We had an unusually rainy May in Colorado, but between showers I was able to plant a few pansy plants in the shade garden by our front door. I don’t know why the practice of calling someone “such a pansy” when he or she doesn’t rise to a challenge ever came to be, because pansies are resilient. Mine took the deluge of rain day after day bravely and now they are flourishing. When I travel to even slightly warmer climates in winter, I’m always amazed to see pansies thriving there. They persevere.
While they do so whimsically, pansies also reseed themselves. When we moved into our home I was delighted that our closest neighbor had planted pansies in the two tree rings in his front yard. Sadly he passed away a few years later. The first year he was gone I asked his widow if I could fill the tree rings with pansies in his memory. Of course she said yes. But pansies are edible, and rabbits know that all too well! As our rabbit population increased over the years, my neighbor and I decided we would go with marigolds instead. Still, some of the previously planted pansies poked up among the marigolds, making us both smile.
Maybe because they stand for thoughts, pansies have a way of connecting hearts. The pansy is the official flower of Delta Delta Delta, the sorority my mother, two sisters and I all joined in college. So my mom and I had a “pansy thing” between us, often giving one another gifts with a pansy design. A year after my sisters and I had convinced my mother it was time for her to move to assisted living, she asked to go to lunch with the three of us. “You were right to encourage me to make that decision and I’m sorry if I made it hard on you,” she said. Then she gave us each a gift—a beautiful porcelain pansy blossom.
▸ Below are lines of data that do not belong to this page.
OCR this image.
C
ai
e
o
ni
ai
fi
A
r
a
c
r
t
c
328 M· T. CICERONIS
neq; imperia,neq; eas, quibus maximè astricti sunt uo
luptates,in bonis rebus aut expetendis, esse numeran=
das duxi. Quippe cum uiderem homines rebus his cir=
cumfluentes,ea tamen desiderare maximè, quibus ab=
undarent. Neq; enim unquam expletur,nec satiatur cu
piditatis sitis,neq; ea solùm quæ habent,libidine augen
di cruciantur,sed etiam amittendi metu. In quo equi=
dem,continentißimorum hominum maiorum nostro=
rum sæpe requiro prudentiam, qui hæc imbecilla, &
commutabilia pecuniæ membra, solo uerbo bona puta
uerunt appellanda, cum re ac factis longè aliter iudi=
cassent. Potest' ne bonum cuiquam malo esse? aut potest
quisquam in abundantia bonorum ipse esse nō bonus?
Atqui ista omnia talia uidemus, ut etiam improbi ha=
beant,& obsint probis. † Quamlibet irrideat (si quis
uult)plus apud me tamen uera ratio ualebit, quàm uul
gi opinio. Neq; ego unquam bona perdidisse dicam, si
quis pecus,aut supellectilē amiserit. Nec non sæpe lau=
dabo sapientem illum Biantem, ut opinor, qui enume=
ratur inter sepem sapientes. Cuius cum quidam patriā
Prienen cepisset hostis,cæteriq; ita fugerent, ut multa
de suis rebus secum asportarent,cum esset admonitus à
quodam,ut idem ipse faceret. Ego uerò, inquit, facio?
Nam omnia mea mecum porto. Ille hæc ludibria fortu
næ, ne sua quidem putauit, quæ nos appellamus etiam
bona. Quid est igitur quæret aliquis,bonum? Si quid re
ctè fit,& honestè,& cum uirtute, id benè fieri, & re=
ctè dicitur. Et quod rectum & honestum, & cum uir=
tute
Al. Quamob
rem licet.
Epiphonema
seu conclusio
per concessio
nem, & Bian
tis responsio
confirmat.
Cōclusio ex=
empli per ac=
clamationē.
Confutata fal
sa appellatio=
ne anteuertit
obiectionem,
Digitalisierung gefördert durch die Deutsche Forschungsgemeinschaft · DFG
I love all pansies, even the similar but smaller “Johnny Jump Ups” I nestle in to my French garden pots, but my husband knows my favorites are “pansies with faces.” So we stroll through all the nurseries near us until I find some. That’s because of the Legend of the Pansy. It’s said that pansies grew around the base of the cross the day Jesus was crucified, and that His blood dripped down on them, giving them their distinctive, face-like design. Yes, it’s a legend. But it’s one more reason to love pansies, to let them speak to us—even spiritually, and to think of them fondly.